Dig a basket of the most tender bamboo shoots and fry them with fresh roasted eels. A delicious meal will be ready soon.
With the spring breeze, bamboo shoots on the mountain broke through the ground, and the season of eating bamboo shoots finally came.
Dig a basket of the most tender bamboo shoots and fry them with fresh roasted eels. A delicious meal will be ready soon.
Eye-catching color, attractive fragrance, mixed with the sweetness of bamboo shoots and eels, is the most homely and fresh taste in spring. No wonder some people say: there is nothing better than bamboo shoots, and I don't know the taste of meat in March.
Braised eel with fresh bamboo shoots
Materials:
350g eel, 3 fresh mushrooms, 2 red peppers, 2 green peppers, 2 yellow peppers, fresh bamboo shoots 1/2, onion 1/4, oil, salt, sesame oil, cooking wine, soy sauce, oil consumption, ginger, garlic, raw flour.
1. Thaw the eel, cut it into palatable sizes, pat it evenly with raw flour, and wash the vegetables for later use;
2. Slice the shelled fresh bamboo shoots and mushrooms respectively;
3. Replace the green, red, yellow and pepper with an oblique knife, and slice the onion, ginger and garlic for later use;
4. Boil a pot of water, boil the water, put the winter bamboo shoots in the boiling water for about three minutes, and remove the cold water. Fresh bamboo shoots should be blanched, otherwise they will have astringency;
5, hot pot oil, burn to 60% heat (chopsticks are put in, there are small bubbles around to indicate that the oil temperature has arrived), fry the prepared eel segments until golden brown and remove them for later use;
6. Take another pot, add shredded ginger, garlic slices, onions and green, red and yellow peppers and stir fry, then add mushrooms and stir fry for a while.

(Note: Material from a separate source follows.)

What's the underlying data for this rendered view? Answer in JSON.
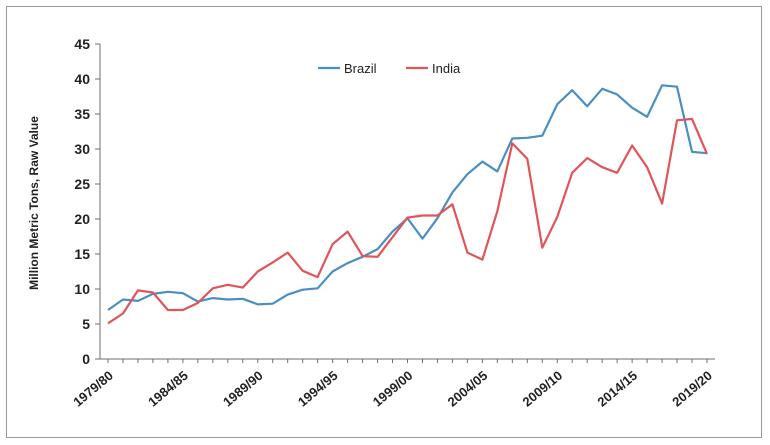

7. Stir-fry the fragrance and add the cooked winter bamboo shoots;
8. Stir-fry until it is 8 minutes cooked, then pour in a little cooking wine, soy sauce, oil consumption and appropriate amount of salt, and then pour in the fried eel;
9. Stir the fire quickly and evenly, pour a little sesame oil out of the pot, sprinkle with chopped green onion, and a plate of fragrant and spicy roasted eel will be ready.
It's an artifact! When you put an eel in your mouth, you first feel some spicy and maotai flavor, and then the meat is sweet. Even the eel skin is full of tenacity, chewiness and elasticity, and there are crispy bamboo shoots and mushrooms in it, which are fresh, salty and sweet.